Still, Houston said he’s heard Nova Scotians’ concerns about population growth, and he then pivoted to criticize Prime Minister Justin Trudeau for trying to send 6,000 asylum seekers to Nova Scotia, an assertion the federal government has denied.
Churchill said Houston’s claim about asylum seekers was shameful.
“It’s smoke and mirrors,” the Liberal leader said. “He is overshooting his own department’s numbers for sustainable population growth and yet he is trying to blame this on asylum seekers … who aren’t even here.”
In September, federal Immigration Minister Marc Miller said there is no plan to send any asylum seekers to the province without compensation or the consent of the premier. He said the 6,000 number was an “aspirational” figure based on models that reflect each province’s population.

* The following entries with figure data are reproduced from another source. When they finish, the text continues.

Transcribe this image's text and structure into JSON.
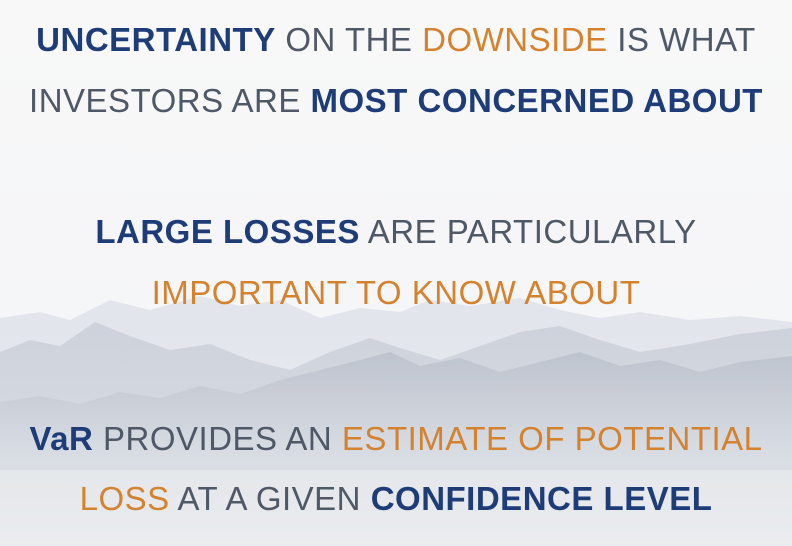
{
  "slide": {
    "line1": {
      "a": "UNCERTAINTY",
      "b": " ON THE ",
      "c": "DOWNSIDE",
      "d": " IS WHAT"
    },
    "line2": {
      "a": "INVESTORS ARE ",
      "b": "MOST CONCERNED ABOUT"
    },
    "line3": {
      "a": "LARGE LOSSES",
      "b": " ARE PARTICULARLY"
    },
    "line4": {
      "a": "IMPORTANT TO KNOW ABOUT"
    },
    "line5": {
      "a": "VaR",
      "b": " PROVIDES AN ",
      "c": "ESTIMATE OF POTENTIAL"
    },
    "line6": {
      "a": "LOSS",
      "b": " AT A GIVEN ",
      "c": "CONFIDENCE LEVEL"
    }
  },
  "colors": {
    "navy": "#1d3c78",
    "gray": "#4f5866",
    "orange": "#d4822e",
    "background": "#f7f7f8"
  }
}
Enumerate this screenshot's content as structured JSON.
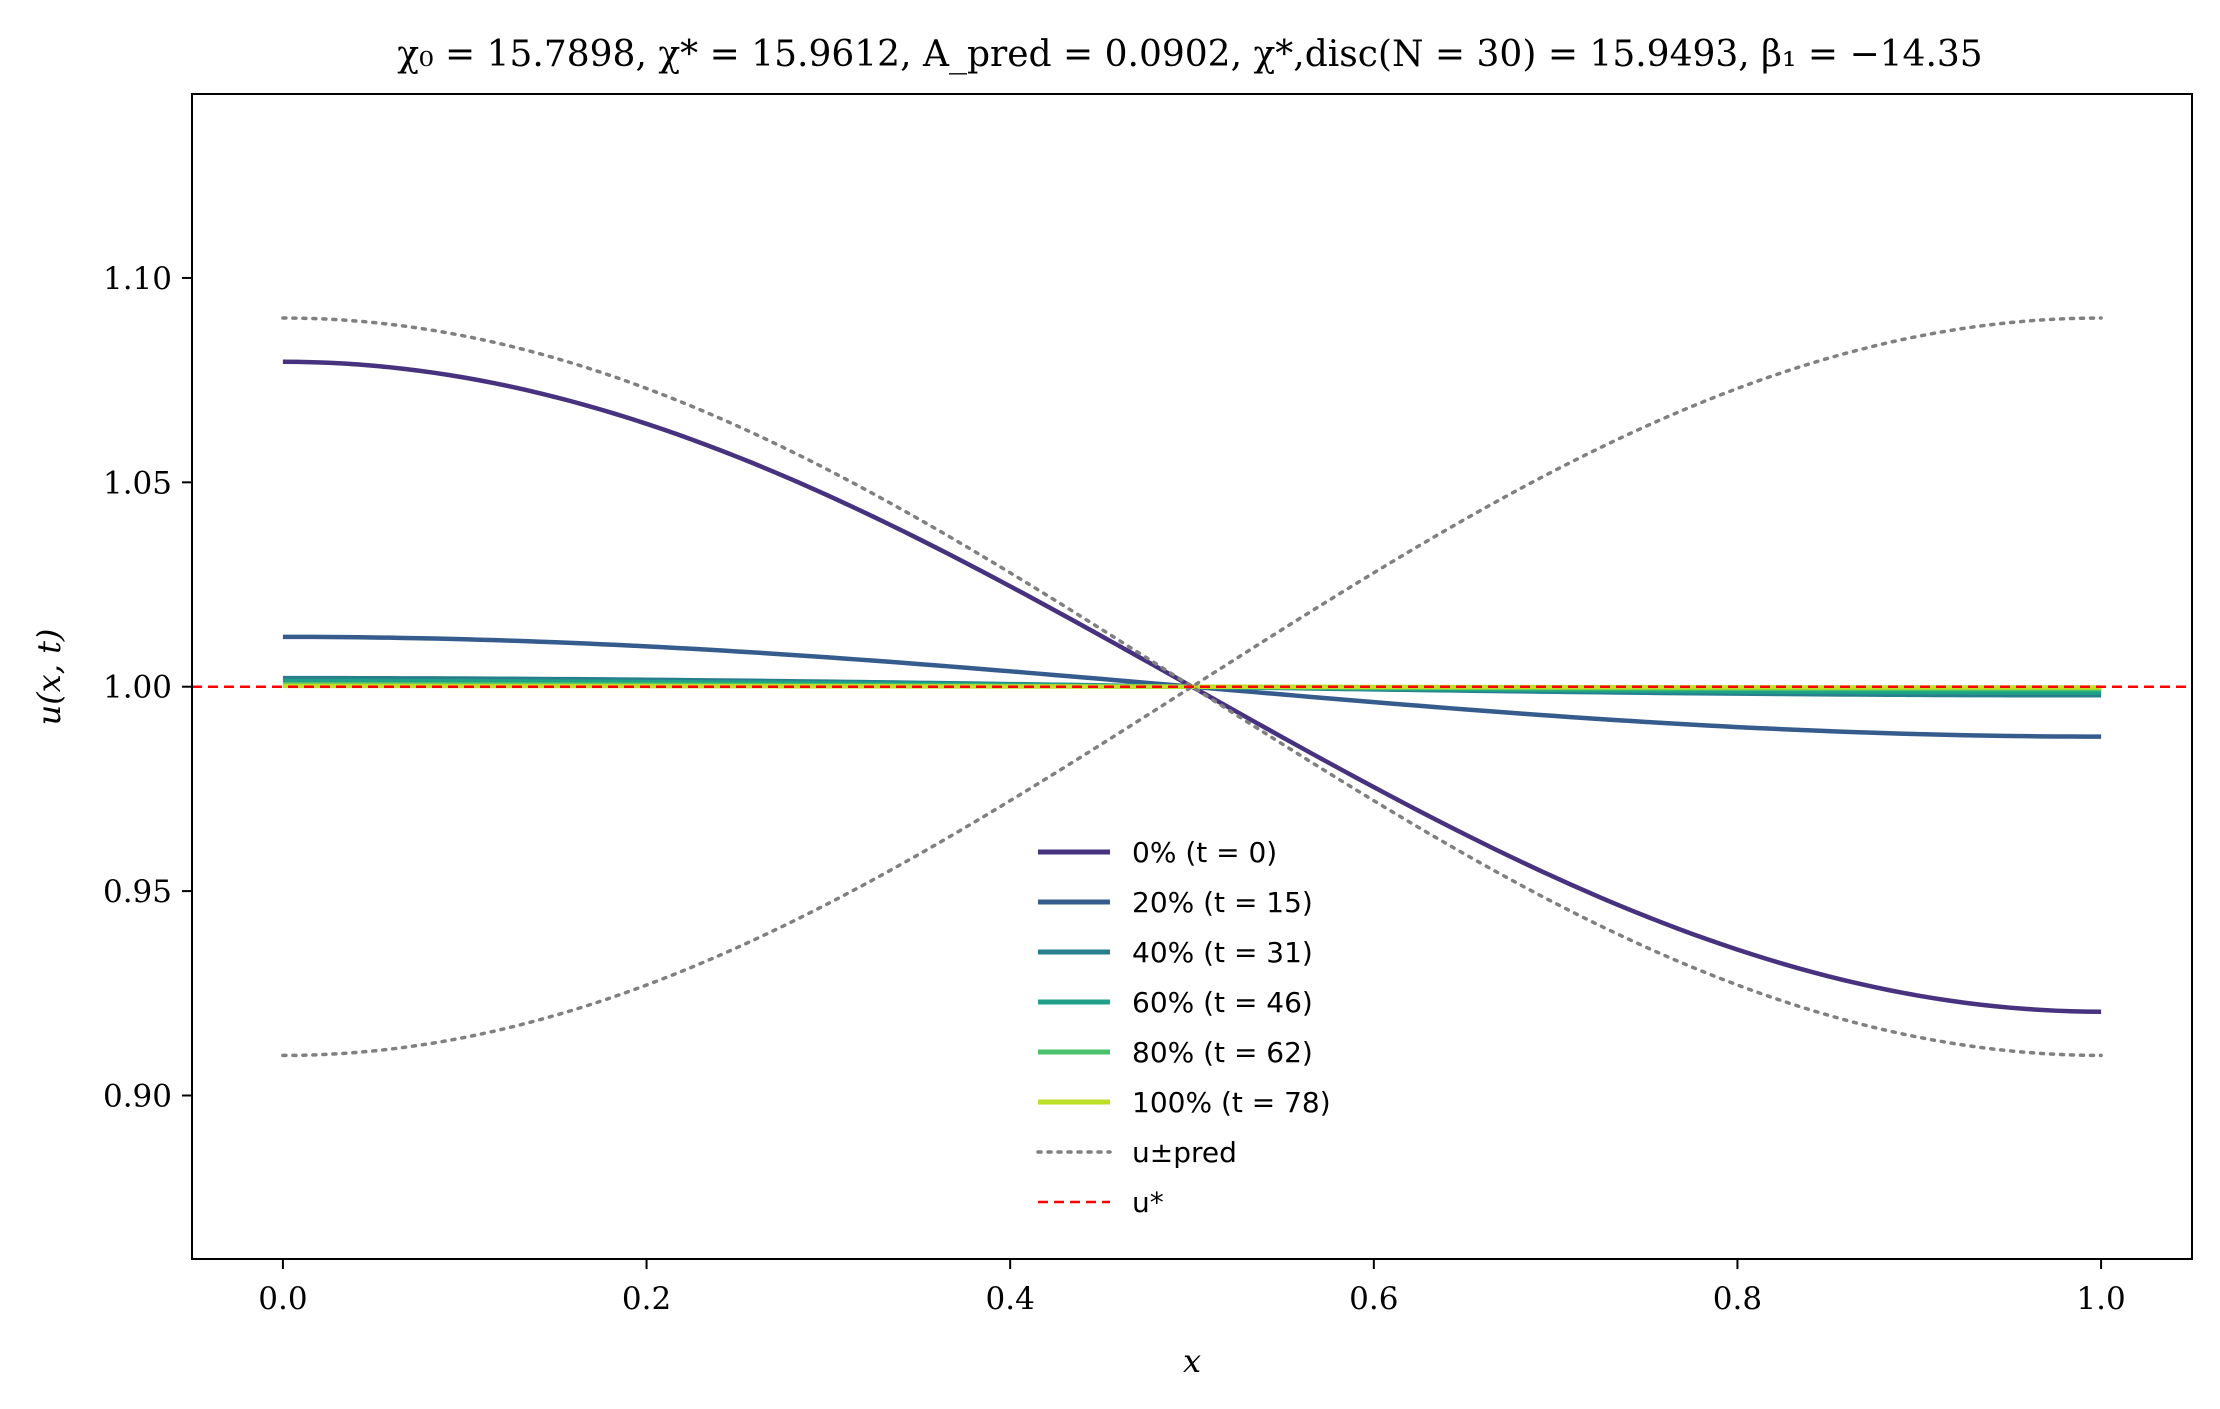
{
  "chart_data": {
    "type": "line",
    "title": "χ₀ = 15.7898,  χ* = 15.9612,  A_pred = 0.0902,  χ*,disc(N = 30) = 15.9493,  β₁ = −14.35",
    "xlabel": "x",
    "ylabel": "u(x, t)",
    "xlim": [
      -0.05,
      1.05
    ],
    "ylim": [
      0.86,
      1.145
    ],
    "x_ticks": [
      "0.0",
      "0.2",
      "0.4",
      "0.6",
      "0.8",
      "1.0"
    ],
    "y_ticks": [
      "0.90",
      "0.95",
      "1.00",
      "1.05",
      "1.10"
    ],
    "grid": false,
    "legend_position": "lower-center",
    "u_star": 1.0,
    "series": [
      {
        "name": "0% (t = 0)",
        "color": "#46327e",
        "amplitude": 0.0795
      },
      {
        "name": "20% (t = 15)",
        "color": "#365c8d",
        "amplitude": 0.0122
      },
      {
        "name": "40% (t = 31)",
        "color": "#277f8e",
        "amplitude": 0.0021
      },
      {
        "name": "60% (t = 46)",
        "color": "#1fa187",
        "amplitude": 0.0014
      },
      {
        "name": "80% (t = 62)",
        "color": "#4ac16d",
        "amplitude": 0.0006
      },
      {
        "name": "100% (t = 78)",
        "color": "#bddf26",
        "amplitude": 0.0002
      },
      {
        "name": "u±pred",
        "color": "#808080",
        "style": "dotted",
        "amplitude": 0.0902
      },
      {
        "name": "u*",
        "color": "#ff0000",
        "style": "dashed",
        "value": 1.0
      }
    ]
  }
}
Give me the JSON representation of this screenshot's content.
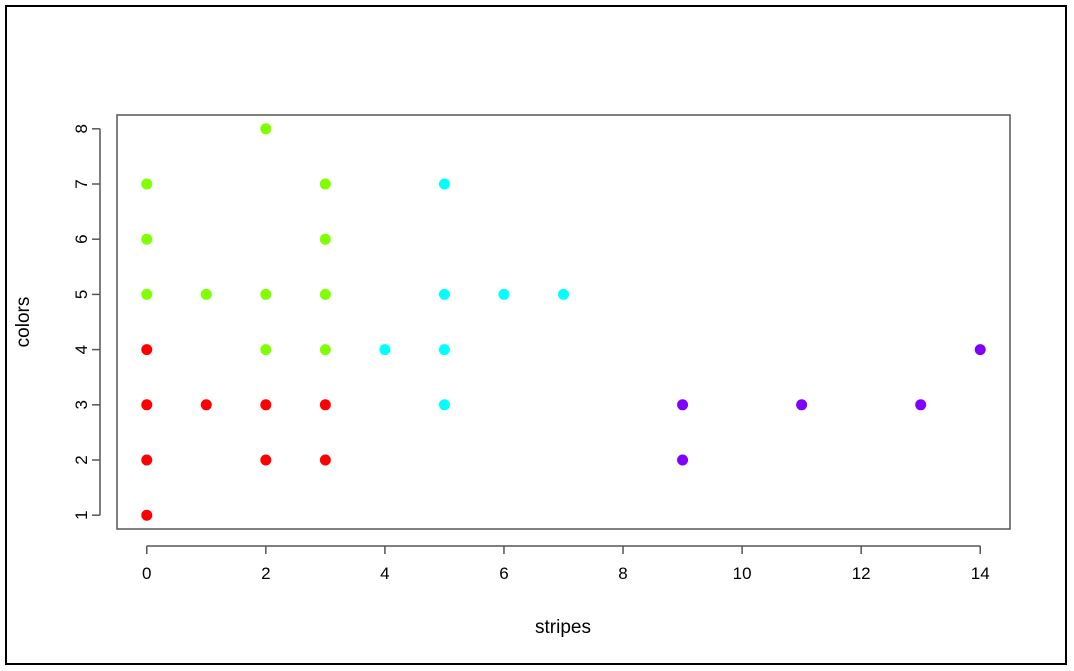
{
  "chart_data": {
    "type": "scatter",
    "title": "",
    "xlabel": "stripes",
    "ylabel": "colors",
    "xlim": [
      -0.5,
      14.5
    ],
    "ylim": [
      0.75,
      8.25
    ],
    "xticks": [
      0,
      2,
      4,
      6,
      8,
      10,
      12,
      14
    ],
    "yticks": [
      1,
      2,
      3,
      4,
      5,
      6,
      7,
      8
    ],
    "grid": false,
    "points": [
      {
        "x": 0,
        "y": 1,
        "color": "#ff0000"
      },
      {
        "x": 0,
        "y": 2,
        "color": "#ff0000"
      },
      {
        "x": 0,
        "y": 3,
        "color": "#ff0000"
      },
      {
        "x": 0,
        "y": 4,
        "color": "#ff0000"
      },
      {
        "x": 1,
        "y": 3,
        "color": "#ff0000"
      },
      {
        "x": 2,
        "y": 2,
        "color": "#ff0000"
      },
      {
        "x": 2,
        "y": 3,
        "color": "#ff0000"
      },
      {
        "x": 3,
        "y": 2,
        "color": "#ff0000"
      },
      {
        "x": 3,
        "y": 3,
        "color": "#ff0000"
      },
      {
        "x": 0,
        "y": 5,
        "color": "#80ff00"
      },
      {
        "x": 0,
        "y": 6,
        "color": "#80ff00"
      },
      {
        "x": 0,
        "y": 7,
        "color": "#80ff00"
      },
      {
        "x": 1,
        "y": 5,
        "color": "#80ff00"
      },
      {
        "x": 2,
        "y": 4,
        "color": "#80ff00"
      },
      {
        "x": 2,
        "y": 5,
        "color": "#80ff00"
      },
      {
        "x": 2,
        "y": 8,
        "color": "#80ff00"
      },
      {
        "x": 3,
        "y": 4,
        "color": "#80ff00"
      },
      {
        "x": 3,
        "y": 5,
        "color": "#80ff00"
      },
      {
        "x": 3,
        "y": 6,
        "color": "#80ff00"
      },
      {
        "x": 3,
        "y": 7,
        "color": "#80ff00"
      },
      {
        "x": 4,
        "y": 4,
        "color": "#00ffff"
      },
      {
        "x": 5,
        "y": 3,
        "color": "#00ffff"
      },
      {
        "x": 5,
        "y": 4,
        "color": "#00ffff"
      },
      {
        "x": 5,
        "y": 5,
        "color": "#00ffff"
      },
      {
        "x": 5,
        "y": 7,
        "color": "#00ffff"
      },
      {
        "x": 6,
        "y": 5,
        "color": "#00ffff"
      },
      {
        "x": 7,
        "y": 5,
        "color": "#00ffff"
      },
      {
        "x": 9,
        "y": 2,
        "color": "#8000ff"
      },
      {
        "x": 9,
        "y": 3,
        "color": "#8000ff"
      },
      {
        "x": 11,
        "y": 3,
        "color": "#8000ff"
      },
      {
        "x": 13,
        "y": 3,
        "color": "#8000ff"
      },
      {
        "x": 14,
        "y": 4,
        "color": "#8000ff"
      }
    ]
  }
}
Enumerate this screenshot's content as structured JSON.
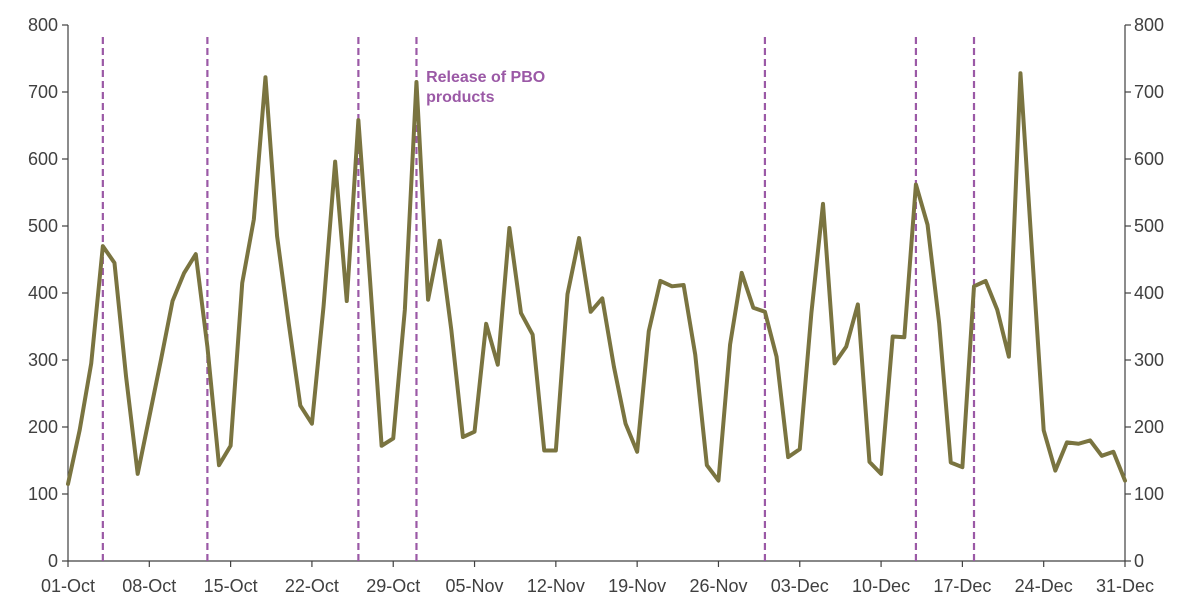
{
  "chart_data": {
    "type": "line",
    "title": "",
    "xlabel": "",
    "ylabel": "",
    "ylim": [
      0,
      800
    ],
    "yticks": [
      0,
      100,
      200,
      300,
      400,
      500,
      600,
      700,
      800
    ],
    "y2ticks": [
      0,
      100,
      200,
      300,
      400,
      500,
      600,
      700,
      800
    ],
    "xlim": [
      "2018-10-01",
      "2018-12-31"
    ],
    "xticks": [
      {
        "label": "01-Oct",
        "date": "2018-10-01"
      },
      {
        "label": "08-Oct",
        "date": "2018-10-08"
      },
      {
        "label": "15-Oct",
        "date": "2018-10-15"
      },
      {
        "label": "22-Oct",
        "date": "2018-10-22"
      },
      {
        "label": "29-Oct",
        "date": "2018-10-29"
      },
      {
        "label": "05-Nov",
        "date": "2018-11-05"
      },
      {
        "label": "12-Nov",
        "date": "2018-11-12"
      },
      {
        "label": "19-Nov",
        "date": "2018-11-19"
      },
      {
        "label": "26-Nov",
        "date": "2018-11-26"
      },
      {
        "label": "03-Dec",
        "date": "2018-12-03"
      },
      {
        "label": "10-Dec",
        "date": "2018-12-10"
      },
      {
        "label": "17-Dec",
        "date": "2018-12-17"
      },
      {
        "label": "24-Dec",
        "date": "2018-12-24"
      },
      {
        "label": "31-Dec",
        "date": "2018-12-31"
      }
    ],
    "grid": false,
    "line_color": "#7a7440",
    "release_color": "#9b59a6",
    "release_dates": [
      "2018-10-04",
      "2018-10-13",
      "2018-10-26",
      "2018-10-31",
      "2018-11-30",
      "2018-12-13",
      "2018-12-18"
    ],
    "annotation": {
      "lines": [
        "Release of PBO",
        "products"
      ],
      "date": "2018-11-01",
      "y": 715
    },
    "series": [
      {
        "points": [
          [
            "2018-10-01",
            115
          ],
          [
            "2018-10-02",
            195
          ],
          [
            "2018-10-03",
            295
          ],
          [
            "2018-10-04",
            470
          ],
          [
            "2018-10-05",
            445
          ],
          [
            "2018-10-06",
            275
          ],
          [
            "2018-10-07",
            130
          ],
          [
            "2018-10-08",
            215
          ],
          [
            "2018-10-09",
            300
          ],
          [
            "2018-10-10",
            388
          ],
          [
            "2018-10-11",
            430
          ],
          [
            "2018-10-12",
            458
          ],
          [
            "2018-10-13",
            320
          ],
          [
            "2018-10-14",
            143
          ],
          [
            "2018-10-15",
            172
          ],
          [
            "2018-10-16",
            415
          ],
          [
            "2018-10-17",
            510
          ],
          [
            "2018-10-18",
            722
          ],
          [
            "2018-10-19",
            485
          ],
          [
            "2018-10-20",
            355
          ],
          [
            "2018-10-21",
            232
          ],
          [
            "2018-10-22",
            205
          ],
          [
            "2018-10-23",
            380
          ],
          [
            "2018-10-24",
            596
          ],
          [
            "2018-10-25",
            388
          ],
          [
            "2018-10-26",
            658
          ],
          [
            "2018-10-27",
            420
          ],
          [
            "2018-10-28",
            172
          ],
          [
            "2018-10-29",
            183
          ],
          [
            "2018-10-30",
            375
          ],
          [
            "2018-10-31",
            715
          ],
          [
            "2018-11-01",
            390
          ],
          [
            "2018-11-02",
            478
          ],
          [
            "2018-11-03",
            345
          ],
          [
            "2018-11-04",
            185
          ],
          [
            "2018-11-05",
            193
          ],
          [
            "2018-11-06",
            354
          ],
          [
            "2018-11-07",
            293
          ],
          [
            "2018-11-08",
            497
          ],
          [
            "2018-11-09",
            370
          ],
          [
            "2018-11-10",
            338
          ],
          [
            "2018-11-11",
            165
          ],
          [
            "2018-11-12",
            165
          ],
          [
            "2018-11-13",
            398
          ],
          [
            "2018-11-14",
            482
          ],
          [
            "2018-11-15",
            372
          ],
          [
            "2018-11-16",
            392
          ],
          [
            "2018-11-17",
            290
          ],
          [
            "2018-11-18",
            205
          ],
          [
            "2018-11-19",
            163
          ],
          [
            "2018-11-20",
            343
          ],
          [
            "2018-11-21",
            418
          ],
          [
            "2018-11-22",
            410
          ],
          [
            "2018-11-23",
            412
          ],
          [
            "2018-11-24",
            308
          ],
          [
            "2018-11-25",
            143
          ],
          [
            "2018-11-26",
            120
          ],
          [
            "2018-11-27",
            323
          ],
          [
            "2018-11-28",
            430
          ],
          [
            "2018-11-29",
            378
          ],
          [
            "2018-11-30",
            372
          ],
          [
            "2018-12-01",
            305
          ],
          [
            "2018-12-02",
            155
          ],
          [
            "2018-12-03",
            167
          ],
          [
            "2018-12-04",
            370
          ],
          [
            "2018-12-05",
            533
          ],
          [
            "2018-12-06",
            295
          ],
          [
            "2018-12-07",
            320
          ],
          [
            "2018-12-08",
            383
          ],
          [
            "2018-12-09",
            148
          ],
          [
            "2018-12-10",
            130
          ],
          [
            "2018-12-11",
            335
          ],
          [
            "2018-12-12",
            334
          ],
          [
            "2018-12-13",
            562
          ],
          [
            "2018-12-14",
            502
          ],
          [
            "2018-12-15",
            355
          ],
          [
            "2018-12-16",
            147
          ],
          [
            "2018-12-17",
            140
          ],
          [
            "2018-12-18",
            410
          ],
          [
            "2018-12-19",
            418
          ],
          [
            "2018-12-20",
            375
          ],
          [
            "2018-12-21",
            305
          ],
          [
            "2018-12-22",
            728
          ],
          [
            "2018-12-23",
            460
          ],
          [
            "2018-12-24",
            195
          ],
          [
            "2018-12-25",
            135
          ],
          [
            "2018-12-26",
            177
          ],
          [
            "2018-12-27",
            175
          ],
          [
            "2018-12-28",
            180
          ],
          [
            "2018-12-29",
            157
          ],
          [
            "2018-12-30",
            163
          ],
          [
            "2018-12-31",
            120
          ]
        ]
      }
    ]
  }
}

In Halifax, NDP Leader Claudia Chender said it’s clear Nova Scotia needs more doctors, nurses and skilled trades people.
“Immigration has been and always will be a part of the Nova Scotia story, but we need to build as we grow,” Chender said. “This is why we have been pushing the Houston government to build more affordable housing.”
Chender was in a Halifax cafe on Thursday when she promised her party would remove the province’s portion of the harmonized sales tax from all grocery, cellphone and internet bills if elected to govern on Nov. 26. The tax would also be removed from the sale and installation of heat pumps.
“Our focus is on helping people to afford their lives,” Chender told reporters. “We know there are certain things that you can’t live without: food, internet and a phone …. So we know this will have the single biggest impact.”
The party estimates the measure would save the average Nova Scotia family about $1,300 a year.
“That’s a lot more than a one or two per cent HST cut,” Chender said, referring to the Progressive Conservative pledge to reduce the tax by one percentage point and the Liberal promise to trim it by two percentage points.
Elsewhere on the campaign trail, Houston announced that a Progressive Conservative government would make parking free at all Nova Scotia hospitals and health-care centres. The promise was also made by the Liberals in their election platform released Monday.
“Free parking may not seem like a big deal to some, but … the parking, especially for people working at the facilities, can add up to hundreds of dollars,” the premier told a news conference at his campaign headquarters in Halifax.